The astrocytic Ca2+ signal could be simultaneously acquired with either BOLD-fMRI or LFP signal in the rat cortex under anesthesia. Intrinsic astrocytic Ca2+ bursts spikes were detected in the cortex with suppressed spontaneous LFP and negative BOLD fMRI signal. These astrocytic Ca2+ spike events were different from the normal activity-evoked Ca2+ signal and also differentiate themselves from the lesion/stimulation-induced large-scale depolarization or spreading depression given the instantaneous whole-brain pattern and correlation with the thalamic LFP. The intrinsic astrocytic Ca2+ spike may mediate the brain states through the arousal thalamic pathway.

Introduction

Previously, an intrinsic astrocytic calcium spike was detected to be negatively correlated to the BOLD fMRI signal1. By simultaneous calcium with electrophysiology or BOLD fMRI recording, the intrinsic astrocytic Ca2+ spikes coincided with suppressed LFP activity, as well as negative BOLD fMRI signal through the entire cortex. Interestingly, the intrinsic astrocytic Ca2+ spikes could be initiated in bilateral hemispheres at the same time with sensory stimulation. Upon the appearance the intrinsic astrocytic Ca2+ spikes, the whole-brain BOLD fMRI was used to search for the specifically activated brain regions, which may serve as the source to elicit the astrocytic Ca2+ spike. Increased BOLD signal was detected at the central and mediodorsal thalamic nuclei specifically, as well as increased LFP activity upon stimulation. This work indicates that the intrinsic astrocytic Ca2+ signal could play a crucial role to mediate the brain state changes through the arousal thalamic pathways.

Methods

All images were acquired with a 14.1 T/26cm horizontal bore magnet (Magnex), interfaced to an AVANCE III console (Bruker) and equipped with a 12 cm gradient set, capable of providing 100 G/cm with a rise time of 150 us (Resonance Research).
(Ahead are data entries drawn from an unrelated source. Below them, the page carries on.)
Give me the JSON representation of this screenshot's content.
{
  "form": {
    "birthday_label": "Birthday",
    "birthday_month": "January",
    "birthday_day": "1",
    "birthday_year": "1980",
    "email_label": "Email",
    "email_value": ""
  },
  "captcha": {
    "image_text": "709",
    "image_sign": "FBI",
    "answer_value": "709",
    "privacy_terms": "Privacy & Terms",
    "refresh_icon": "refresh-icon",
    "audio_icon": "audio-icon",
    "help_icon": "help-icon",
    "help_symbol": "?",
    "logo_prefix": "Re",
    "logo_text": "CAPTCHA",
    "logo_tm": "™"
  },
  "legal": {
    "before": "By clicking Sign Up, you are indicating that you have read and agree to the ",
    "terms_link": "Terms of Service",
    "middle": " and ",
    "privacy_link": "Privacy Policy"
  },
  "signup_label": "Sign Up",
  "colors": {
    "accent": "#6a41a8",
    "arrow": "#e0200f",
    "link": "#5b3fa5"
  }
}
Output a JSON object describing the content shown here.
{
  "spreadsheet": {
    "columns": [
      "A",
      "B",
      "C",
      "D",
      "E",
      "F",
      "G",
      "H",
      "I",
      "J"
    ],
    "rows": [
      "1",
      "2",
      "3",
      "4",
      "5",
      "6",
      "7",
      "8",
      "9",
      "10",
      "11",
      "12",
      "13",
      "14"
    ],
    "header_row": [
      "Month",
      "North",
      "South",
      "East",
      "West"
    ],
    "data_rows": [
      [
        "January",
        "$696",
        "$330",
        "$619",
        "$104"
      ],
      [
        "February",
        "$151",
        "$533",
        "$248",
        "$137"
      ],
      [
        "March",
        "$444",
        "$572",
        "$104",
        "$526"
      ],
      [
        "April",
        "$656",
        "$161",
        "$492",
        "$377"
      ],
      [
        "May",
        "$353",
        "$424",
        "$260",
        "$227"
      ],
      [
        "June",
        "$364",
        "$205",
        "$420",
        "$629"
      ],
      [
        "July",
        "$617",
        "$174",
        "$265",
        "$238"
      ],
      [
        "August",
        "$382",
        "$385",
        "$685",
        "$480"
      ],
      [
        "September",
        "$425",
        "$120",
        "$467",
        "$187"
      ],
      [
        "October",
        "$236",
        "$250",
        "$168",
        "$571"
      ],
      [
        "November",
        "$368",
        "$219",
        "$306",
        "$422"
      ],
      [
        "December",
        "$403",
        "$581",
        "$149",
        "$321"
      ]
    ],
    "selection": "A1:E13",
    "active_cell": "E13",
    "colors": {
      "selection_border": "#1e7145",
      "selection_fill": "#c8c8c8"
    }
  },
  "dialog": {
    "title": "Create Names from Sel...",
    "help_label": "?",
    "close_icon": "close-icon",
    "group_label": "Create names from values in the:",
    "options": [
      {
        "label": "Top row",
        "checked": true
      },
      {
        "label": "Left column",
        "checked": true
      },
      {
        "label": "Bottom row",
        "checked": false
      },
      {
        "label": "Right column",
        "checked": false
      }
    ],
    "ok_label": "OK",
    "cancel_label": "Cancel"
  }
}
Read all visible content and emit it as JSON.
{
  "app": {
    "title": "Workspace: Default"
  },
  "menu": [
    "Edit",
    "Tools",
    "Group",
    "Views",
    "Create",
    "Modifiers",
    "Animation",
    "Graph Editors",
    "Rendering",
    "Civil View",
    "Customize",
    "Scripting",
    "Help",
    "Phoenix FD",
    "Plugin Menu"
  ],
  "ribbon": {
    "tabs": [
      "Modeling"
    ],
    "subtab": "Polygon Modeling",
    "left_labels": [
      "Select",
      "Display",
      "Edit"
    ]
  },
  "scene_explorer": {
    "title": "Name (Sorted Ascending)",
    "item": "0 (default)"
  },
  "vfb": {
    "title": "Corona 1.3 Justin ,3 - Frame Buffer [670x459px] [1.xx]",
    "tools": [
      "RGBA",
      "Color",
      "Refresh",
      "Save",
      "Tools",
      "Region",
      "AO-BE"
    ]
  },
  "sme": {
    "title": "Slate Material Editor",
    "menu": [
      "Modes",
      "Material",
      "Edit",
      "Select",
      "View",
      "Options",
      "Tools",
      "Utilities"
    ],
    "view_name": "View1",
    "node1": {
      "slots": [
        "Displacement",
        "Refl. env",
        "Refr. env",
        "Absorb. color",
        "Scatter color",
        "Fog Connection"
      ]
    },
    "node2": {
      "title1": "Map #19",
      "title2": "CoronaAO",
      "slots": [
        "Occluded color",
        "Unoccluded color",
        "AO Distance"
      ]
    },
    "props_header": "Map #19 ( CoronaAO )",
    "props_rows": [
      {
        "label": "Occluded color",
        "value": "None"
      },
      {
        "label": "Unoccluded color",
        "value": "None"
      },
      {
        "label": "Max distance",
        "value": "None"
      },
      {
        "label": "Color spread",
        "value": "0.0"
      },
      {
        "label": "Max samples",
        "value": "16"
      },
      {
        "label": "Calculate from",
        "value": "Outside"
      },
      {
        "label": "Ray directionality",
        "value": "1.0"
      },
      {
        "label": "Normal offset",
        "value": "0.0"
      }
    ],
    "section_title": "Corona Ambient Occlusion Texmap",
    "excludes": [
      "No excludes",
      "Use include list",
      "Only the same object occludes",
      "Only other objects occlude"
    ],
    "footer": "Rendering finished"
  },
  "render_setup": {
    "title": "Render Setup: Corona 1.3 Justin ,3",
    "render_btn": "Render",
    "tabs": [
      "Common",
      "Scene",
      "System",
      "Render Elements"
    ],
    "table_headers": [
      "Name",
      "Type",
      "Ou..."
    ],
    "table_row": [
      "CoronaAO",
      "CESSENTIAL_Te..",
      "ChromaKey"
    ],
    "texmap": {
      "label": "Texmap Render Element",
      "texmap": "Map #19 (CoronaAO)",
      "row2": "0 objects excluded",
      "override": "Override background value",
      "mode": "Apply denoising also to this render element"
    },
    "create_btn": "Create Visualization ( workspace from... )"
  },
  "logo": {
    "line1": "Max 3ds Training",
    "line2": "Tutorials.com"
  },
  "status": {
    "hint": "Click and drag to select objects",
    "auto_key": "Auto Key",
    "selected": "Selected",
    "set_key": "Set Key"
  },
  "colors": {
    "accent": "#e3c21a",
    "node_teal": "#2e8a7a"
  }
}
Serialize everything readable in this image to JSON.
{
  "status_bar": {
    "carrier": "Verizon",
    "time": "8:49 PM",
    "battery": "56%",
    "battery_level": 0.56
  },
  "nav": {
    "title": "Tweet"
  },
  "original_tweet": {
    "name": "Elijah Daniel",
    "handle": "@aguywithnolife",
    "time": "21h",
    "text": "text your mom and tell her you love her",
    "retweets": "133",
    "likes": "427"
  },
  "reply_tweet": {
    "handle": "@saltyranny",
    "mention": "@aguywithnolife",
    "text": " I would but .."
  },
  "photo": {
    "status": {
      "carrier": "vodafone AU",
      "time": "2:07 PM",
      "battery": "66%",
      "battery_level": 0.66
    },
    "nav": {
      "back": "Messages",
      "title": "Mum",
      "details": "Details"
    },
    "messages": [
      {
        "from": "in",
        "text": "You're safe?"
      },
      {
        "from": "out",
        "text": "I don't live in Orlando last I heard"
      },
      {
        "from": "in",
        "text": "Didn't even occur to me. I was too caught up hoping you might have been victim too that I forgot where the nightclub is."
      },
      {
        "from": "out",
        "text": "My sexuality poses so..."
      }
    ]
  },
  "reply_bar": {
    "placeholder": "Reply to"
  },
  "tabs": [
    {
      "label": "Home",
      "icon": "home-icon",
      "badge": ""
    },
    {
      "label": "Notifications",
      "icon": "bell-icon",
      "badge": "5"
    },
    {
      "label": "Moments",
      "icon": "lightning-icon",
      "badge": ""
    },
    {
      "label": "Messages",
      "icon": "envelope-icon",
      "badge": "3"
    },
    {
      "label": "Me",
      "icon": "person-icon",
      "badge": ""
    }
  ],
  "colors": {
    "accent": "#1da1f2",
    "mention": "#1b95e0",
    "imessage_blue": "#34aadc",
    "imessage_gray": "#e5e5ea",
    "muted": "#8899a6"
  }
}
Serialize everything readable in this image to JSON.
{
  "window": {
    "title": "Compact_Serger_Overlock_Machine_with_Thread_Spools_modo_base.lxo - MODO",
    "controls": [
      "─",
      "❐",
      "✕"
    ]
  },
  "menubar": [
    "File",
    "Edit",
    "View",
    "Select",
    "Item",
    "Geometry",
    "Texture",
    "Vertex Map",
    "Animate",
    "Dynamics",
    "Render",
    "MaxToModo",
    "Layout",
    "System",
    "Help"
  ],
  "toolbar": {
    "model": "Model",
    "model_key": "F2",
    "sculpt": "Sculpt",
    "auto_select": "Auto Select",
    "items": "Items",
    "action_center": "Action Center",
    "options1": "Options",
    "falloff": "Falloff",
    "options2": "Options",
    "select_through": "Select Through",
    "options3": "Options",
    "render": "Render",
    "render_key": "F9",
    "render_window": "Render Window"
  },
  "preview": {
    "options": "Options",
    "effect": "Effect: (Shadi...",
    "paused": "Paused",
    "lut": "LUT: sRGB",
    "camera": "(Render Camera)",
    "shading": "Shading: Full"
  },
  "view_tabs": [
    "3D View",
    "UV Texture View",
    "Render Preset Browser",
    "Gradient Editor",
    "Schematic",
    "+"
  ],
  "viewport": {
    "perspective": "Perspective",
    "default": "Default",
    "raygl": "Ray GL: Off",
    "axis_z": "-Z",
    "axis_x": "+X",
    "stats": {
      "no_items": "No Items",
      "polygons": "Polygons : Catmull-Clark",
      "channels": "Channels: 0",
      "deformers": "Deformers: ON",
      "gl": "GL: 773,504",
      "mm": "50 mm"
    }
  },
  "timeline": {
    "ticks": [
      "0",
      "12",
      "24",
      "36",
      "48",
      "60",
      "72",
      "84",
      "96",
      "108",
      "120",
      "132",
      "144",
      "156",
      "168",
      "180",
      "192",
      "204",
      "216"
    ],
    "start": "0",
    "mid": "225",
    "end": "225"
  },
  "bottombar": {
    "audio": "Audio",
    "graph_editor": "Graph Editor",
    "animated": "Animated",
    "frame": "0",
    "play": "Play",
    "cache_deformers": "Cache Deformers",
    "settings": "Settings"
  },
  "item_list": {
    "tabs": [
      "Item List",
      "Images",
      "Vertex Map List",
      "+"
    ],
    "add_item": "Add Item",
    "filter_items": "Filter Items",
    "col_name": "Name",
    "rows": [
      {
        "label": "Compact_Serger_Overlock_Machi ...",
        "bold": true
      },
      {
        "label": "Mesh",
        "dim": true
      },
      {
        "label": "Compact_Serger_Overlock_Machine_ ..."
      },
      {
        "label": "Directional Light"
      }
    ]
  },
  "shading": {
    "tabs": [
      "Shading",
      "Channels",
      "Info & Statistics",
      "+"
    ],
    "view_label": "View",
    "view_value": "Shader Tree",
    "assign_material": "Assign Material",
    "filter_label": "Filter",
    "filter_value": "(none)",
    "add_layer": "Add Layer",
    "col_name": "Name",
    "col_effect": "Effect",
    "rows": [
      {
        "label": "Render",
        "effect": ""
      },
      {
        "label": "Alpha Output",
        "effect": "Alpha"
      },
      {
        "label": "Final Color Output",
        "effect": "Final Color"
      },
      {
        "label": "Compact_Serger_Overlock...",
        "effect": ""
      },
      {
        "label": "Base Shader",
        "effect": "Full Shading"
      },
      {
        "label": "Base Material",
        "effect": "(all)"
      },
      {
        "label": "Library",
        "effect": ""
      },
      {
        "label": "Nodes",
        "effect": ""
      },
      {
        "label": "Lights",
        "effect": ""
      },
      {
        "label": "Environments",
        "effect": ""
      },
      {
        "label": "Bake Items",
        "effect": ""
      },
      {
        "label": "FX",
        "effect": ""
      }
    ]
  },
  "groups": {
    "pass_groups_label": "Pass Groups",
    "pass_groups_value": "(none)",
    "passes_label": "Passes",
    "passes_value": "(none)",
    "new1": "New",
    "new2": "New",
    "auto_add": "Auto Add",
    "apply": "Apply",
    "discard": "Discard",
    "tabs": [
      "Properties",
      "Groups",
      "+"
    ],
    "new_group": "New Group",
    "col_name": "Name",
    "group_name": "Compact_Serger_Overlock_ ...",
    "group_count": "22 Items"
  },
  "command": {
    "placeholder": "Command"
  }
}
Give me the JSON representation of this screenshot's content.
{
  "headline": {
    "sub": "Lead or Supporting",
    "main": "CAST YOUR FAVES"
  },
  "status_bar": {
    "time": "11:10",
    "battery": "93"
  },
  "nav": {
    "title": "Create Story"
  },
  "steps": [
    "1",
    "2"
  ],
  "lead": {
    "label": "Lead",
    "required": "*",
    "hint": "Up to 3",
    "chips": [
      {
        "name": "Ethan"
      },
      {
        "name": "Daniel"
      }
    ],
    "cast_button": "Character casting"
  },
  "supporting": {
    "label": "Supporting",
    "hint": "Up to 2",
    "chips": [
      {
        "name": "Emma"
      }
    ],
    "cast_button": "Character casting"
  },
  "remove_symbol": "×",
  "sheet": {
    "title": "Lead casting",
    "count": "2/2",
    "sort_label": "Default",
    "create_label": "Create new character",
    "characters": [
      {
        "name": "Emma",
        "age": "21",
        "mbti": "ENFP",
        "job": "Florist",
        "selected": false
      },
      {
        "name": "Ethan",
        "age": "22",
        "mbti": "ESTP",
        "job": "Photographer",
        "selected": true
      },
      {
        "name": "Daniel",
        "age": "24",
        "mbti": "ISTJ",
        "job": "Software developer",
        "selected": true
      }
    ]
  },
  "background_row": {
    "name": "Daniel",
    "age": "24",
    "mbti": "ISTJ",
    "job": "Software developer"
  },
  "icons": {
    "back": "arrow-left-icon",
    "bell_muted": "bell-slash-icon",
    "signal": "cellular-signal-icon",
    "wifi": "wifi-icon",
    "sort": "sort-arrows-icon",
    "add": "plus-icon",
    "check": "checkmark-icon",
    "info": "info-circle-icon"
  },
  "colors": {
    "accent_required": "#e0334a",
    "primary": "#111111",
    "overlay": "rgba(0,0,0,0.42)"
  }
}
A transreceiver surface coil was used to acquire fMRI images. Electrodes were placed on the forepaw (FP) to deliver a 1.0 mA pulse sequence (4s, 300μs duration repeated at 3Hz). GCaMP6f 2 was expressed by AAV5 in the FP somatosensory cortex (FP-S1) with Syn or GFAP promoter. Fiber optic (200um) was inserted into the area which expressed GCaMP for calcium-based fluorescent signal recording.

Results

Intrinsic astrocytic Ca2+ spikes were detected in coincidence with the suppressed spontaneous LFP signal, as well as the negative BOLD fMRI signal (Fig 1). This intrinsic astrocytic Ca2+ signal could be initiated by sensory stimulation and was detected from multiple cortical areas, e.g. FP-S1, barrel cortex, or cross hemispheres, with negative BOLD signal through the entire cortex (Fig 2). Upon the 30s electrical unilateral sensory stimulation, the intrinsic astrocytic Ca2+ spikes were detected in a few epochs at both hemispheres, showing spikes with amplitude 2-3 times higher than the normal evoked astrocytic Ca2+ signal (Fig 3). Interestingly, the bilateral intrinsic astrocytic Ca2+ spikes showed no onset delay regardless of the evoked cortical side (Fig 3e), indicating the intrinsic astrocytic Ca2+ spikes are not propagating from the activated cortical areas. The whole-brain BOLD fMRI was simultaneously acquired with the bi-hemispheric astrocytic Ca2+ recording, showing specific thalamic activation upon the appearance of the intrinsic astrocytic Ca2+ spikes but not under the normal evoked astrocytic Ca2+ events (Fig 4). This result indicates that the thalamic activation may directly mediate the large-scale cortical intrinsic astrocytic Ca2+ spike events. Furthermore, simultaneous thalamic LFP recording at the central and mediodorsal region with cortical astrocytic Ca2+ recordings showed that the increased LFP power spectrum density in thalamus upon the intrinsic astrocytic Ca2+ spikes in comparison to the normal evoked astrocytic Ca2+ signal (Fig 5). These results indicates that the intrinsic astrocytic Ca2+ spikes may directly get involved in the brain state changes through the arousal thalamic pathways.

Conclusion

The intrinsic astrocytic Ca2+ spikes were detected in the cortex with suppressed spontaneous LFP and negative BOLD fMRI signal. These astrocytic Ca2+ spike events were different from the normal activity-evoked Ca2+ signal and also differentiate themselves from the lesion/stimulation-induced large-scale depolarization or spreading depression given the instantaneous whole-brain pattern and correlation with the thalamic LFP. The intrinsic astrocytic Ca2+ spikes may mediate the brain states through the arousal thalamic pathway.

Acknowledgements

This research was supported by the internal funding from Max Planck Society.

References

1. Wang et al. ISMRM (abstract ID 2799, 2017). 2. Chen et al. Nature, 499:295-302 (2013).

Figures

Fig 1. Simultaneous LFP or resting-state fMRI with intrinsic astrocytic Ca2+ recordings. (a) Time–frequency plot of the LFP with intrinsic astrocytic Ca2+. (b) Averaged power spectrum density of LFP(upper) and averaged corresponding intrinsic astrocytic Ca2+ spike(lower). (c) Box plot the power spectrum density of LFP before(-20~-10s), during(0-10s) or after(30-40s) intrinsic astrocytic Ca2+ spike(***P<0.001). (d) The upper panel is intrinsic astrocytic calcium signal, The lower panel is corresponding fMRI signal from cortex. (e) Averaged intrinsic astrocytic calcium spike(upper panel) and corresponding BOLD signal(lower panel)(n=54). All individual spike were aligned by the peak of the intrinsic astrocytic calcium signal (red line).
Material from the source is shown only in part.